Cooling systems account for a significant portion of industrial energy use, and running chillers during peak hours is a major contributor to demand spikes. Instead of relying solely on traditional air conditioning, our facility will use an ice storage system. Here's how it works:


  • At night, when electricity rates are lower, our system will produce ice and store it in large insulated tanks.

  • During the day, rather than running energy-intensive chillers, the system will use the stored ice to cool the building.


This reduces energy consumption precisely when utility rates are at their highest, lowering overall demand charges.


This concept is already in use at large-scale cooling plants, such as Thermal Chicago's system that serves downtown skyscrapers, including Willis Tower. By integrating it into our facility, we're adopting a proven strategy for demand management at an industrial scale.


3. Incorporating Battery Storage for Peak Load Shaving

Battery storage is another tool we're implementing to smooth out demand peaks. When energy demand starts rising, batteries can provide supplemental power rather than drawing directly from the grid. This allows us to maintain stable energy consumption levels even when multiple systems are running.


Additionally, battery storage positions us to take advantage of Demand Response Programs—incentives offered by utilities to businesses that agree to temporarily reduce power usage during times of grid strain. With automation and predictive energy management systems, we can participate in these programs without disrupting operations, creating another cost-saving opportunity.


The Long-Term Benefits of Smart Energy Design

Beyond immediate cost savings, our approach to peak demand management offers long-term benefits:


  • More predictable operating costs by minimizing exposure to fluctuating energy prices.

  • A reduced environmental footprint by minimizing the need for costly, high emission peaker plants and increasing reliance on renewable energy sources like solar and wind.

  • Scalability for growth—our facility is designed with flexibility in mind, so future expansion won't mean exponentially higher energy costs.

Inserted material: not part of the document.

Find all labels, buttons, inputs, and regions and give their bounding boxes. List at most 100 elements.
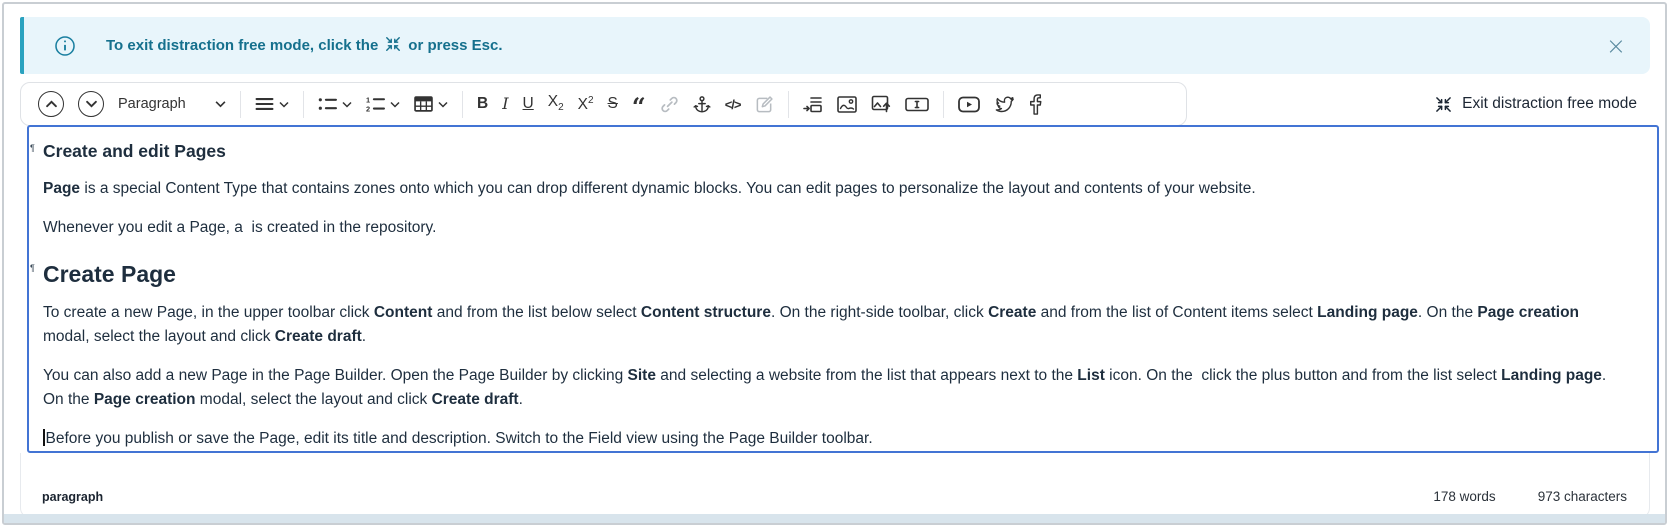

In Illinois, energy sources like nuclear, solar, and wind provide a steady baseline of power. However, during periods of high energy demand—such as hot summer afternoons—utilities often turn to "peaker plants" to meet the surge. These plants, typically powered by natural gas or coal, are older and more expensive to operate due to high fuel costs and maintenance requirements. They also have a higher environmental impact compared to baseline energy sources. The energy generated during peak demand is both more expensive and more polluting, which is why managing peak demand is critical for cost reduction and environmental sustainability.

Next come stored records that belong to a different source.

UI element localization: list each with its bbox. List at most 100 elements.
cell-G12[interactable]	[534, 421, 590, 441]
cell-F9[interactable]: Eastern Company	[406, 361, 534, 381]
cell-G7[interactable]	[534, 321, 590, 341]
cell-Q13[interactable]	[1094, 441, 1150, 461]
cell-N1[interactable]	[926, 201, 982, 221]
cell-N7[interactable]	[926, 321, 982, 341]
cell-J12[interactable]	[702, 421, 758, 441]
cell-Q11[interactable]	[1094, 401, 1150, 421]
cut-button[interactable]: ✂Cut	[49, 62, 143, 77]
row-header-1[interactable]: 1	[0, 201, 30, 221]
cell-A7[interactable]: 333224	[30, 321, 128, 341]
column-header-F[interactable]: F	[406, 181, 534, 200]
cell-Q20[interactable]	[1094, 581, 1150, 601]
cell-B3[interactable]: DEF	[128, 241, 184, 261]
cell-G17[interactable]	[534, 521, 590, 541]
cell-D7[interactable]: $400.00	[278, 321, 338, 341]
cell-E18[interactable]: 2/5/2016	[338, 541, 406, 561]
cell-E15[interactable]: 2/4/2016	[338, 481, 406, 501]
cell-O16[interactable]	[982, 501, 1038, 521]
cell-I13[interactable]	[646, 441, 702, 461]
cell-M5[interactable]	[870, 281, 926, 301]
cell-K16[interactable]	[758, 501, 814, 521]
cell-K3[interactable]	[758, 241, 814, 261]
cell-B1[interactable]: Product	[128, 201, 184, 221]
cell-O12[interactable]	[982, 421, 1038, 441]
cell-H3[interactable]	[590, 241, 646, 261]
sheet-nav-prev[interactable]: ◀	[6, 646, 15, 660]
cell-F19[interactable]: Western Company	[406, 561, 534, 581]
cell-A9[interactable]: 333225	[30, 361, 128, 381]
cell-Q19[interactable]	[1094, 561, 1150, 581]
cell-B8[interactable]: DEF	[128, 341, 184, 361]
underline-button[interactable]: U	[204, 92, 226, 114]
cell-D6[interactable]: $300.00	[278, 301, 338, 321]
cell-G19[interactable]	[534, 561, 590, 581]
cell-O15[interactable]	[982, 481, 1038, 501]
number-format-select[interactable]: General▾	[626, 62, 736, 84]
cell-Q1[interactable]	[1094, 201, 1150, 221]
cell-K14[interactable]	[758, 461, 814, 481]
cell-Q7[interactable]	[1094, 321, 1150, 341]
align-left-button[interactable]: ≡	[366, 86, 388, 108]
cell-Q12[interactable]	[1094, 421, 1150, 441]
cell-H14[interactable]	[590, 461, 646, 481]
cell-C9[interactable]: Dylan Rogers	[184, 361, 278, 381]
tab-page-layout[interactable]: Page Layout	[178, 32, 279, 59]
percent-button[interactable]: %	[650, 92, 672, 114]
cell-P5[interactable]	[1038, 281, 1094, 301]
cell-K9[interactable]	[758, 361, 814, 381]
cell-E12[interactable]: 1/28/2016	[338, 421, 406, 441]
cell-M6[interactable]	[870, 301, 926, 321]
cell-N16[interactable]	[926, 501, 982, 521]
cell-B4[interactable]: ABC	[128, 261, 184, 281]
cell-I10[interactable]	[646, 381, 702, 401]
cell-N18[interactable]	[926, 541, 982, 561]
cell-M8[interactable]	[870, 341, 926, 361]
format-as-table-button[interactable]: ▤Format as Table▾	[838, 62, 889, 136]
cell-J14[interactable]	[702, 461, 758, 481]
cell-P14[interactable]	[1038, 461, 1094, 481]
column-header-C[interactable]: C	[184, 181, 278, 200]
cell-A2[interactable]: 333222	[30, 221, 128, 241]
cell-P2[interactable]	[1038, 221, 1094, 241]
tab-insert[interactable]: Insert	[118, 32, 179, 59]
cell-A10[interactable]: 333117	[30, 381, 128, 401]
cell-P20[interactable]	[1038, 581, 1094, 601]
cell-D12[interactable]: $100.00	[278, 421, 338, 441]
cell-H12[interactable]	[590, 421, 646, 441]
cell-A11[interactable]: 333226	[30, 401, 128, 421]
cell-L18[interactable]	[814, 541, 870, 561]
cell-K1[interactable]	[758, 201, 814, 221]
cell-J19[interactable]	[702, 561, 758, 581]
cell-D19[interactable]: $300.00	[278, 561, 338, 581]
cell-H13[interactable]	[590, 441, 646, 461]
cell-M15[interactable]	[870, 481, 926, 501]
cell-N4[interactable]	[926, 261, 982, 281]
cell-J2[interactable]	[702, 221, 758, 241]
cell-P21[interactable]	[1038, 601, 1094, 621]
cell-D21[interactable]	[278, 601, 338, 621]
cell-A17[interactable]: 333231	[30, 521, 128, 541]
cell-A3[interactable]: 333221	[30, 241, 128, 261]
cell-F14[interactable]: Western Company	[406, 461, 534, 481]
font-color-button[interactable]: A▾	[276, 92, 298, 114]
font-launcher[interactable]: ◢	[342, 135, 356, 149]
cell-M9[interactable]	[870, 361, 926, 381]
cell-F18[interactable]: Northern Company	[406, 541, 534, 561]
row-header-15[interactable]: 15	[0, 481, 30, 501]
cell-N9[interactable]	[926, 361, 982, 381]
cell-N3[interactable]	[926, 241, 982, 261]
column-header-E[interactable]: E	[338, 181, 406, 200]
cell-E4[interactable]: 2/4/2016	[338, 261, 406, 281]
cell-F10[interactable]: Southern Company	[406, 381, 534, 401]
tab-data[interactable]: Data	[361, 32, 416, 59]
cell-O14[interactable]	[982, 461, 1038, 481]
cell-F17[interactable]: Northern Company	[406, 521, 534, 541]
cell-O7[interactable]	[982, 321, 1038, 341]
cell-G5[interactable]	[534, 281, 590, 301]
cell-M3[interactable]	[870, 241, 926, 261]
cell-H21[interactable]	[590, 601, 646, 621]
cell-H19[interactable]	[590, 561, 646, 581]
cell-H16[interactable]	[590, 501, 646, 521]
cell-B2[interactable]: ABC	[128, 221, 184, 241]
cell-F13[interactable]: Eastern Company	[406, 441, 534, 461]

By implementing our energy strategies—like solar panels, ice storage, and battery integration—we are reducing our reliance on these costly and environmentally harmful peaker plants. This helps to lower both our operational costs and the environmental impact of our facility, contributing to a more sustainable and resilient energy system.


More to Come!

We’re excited to share more about the specific systems we plan to implement, including our solar panel array, ice storage system, and battery integration. As we move closer to operation, we’ll also be sharing real-time data that will provide valuable insights into our energy management strategies and their effectiveness.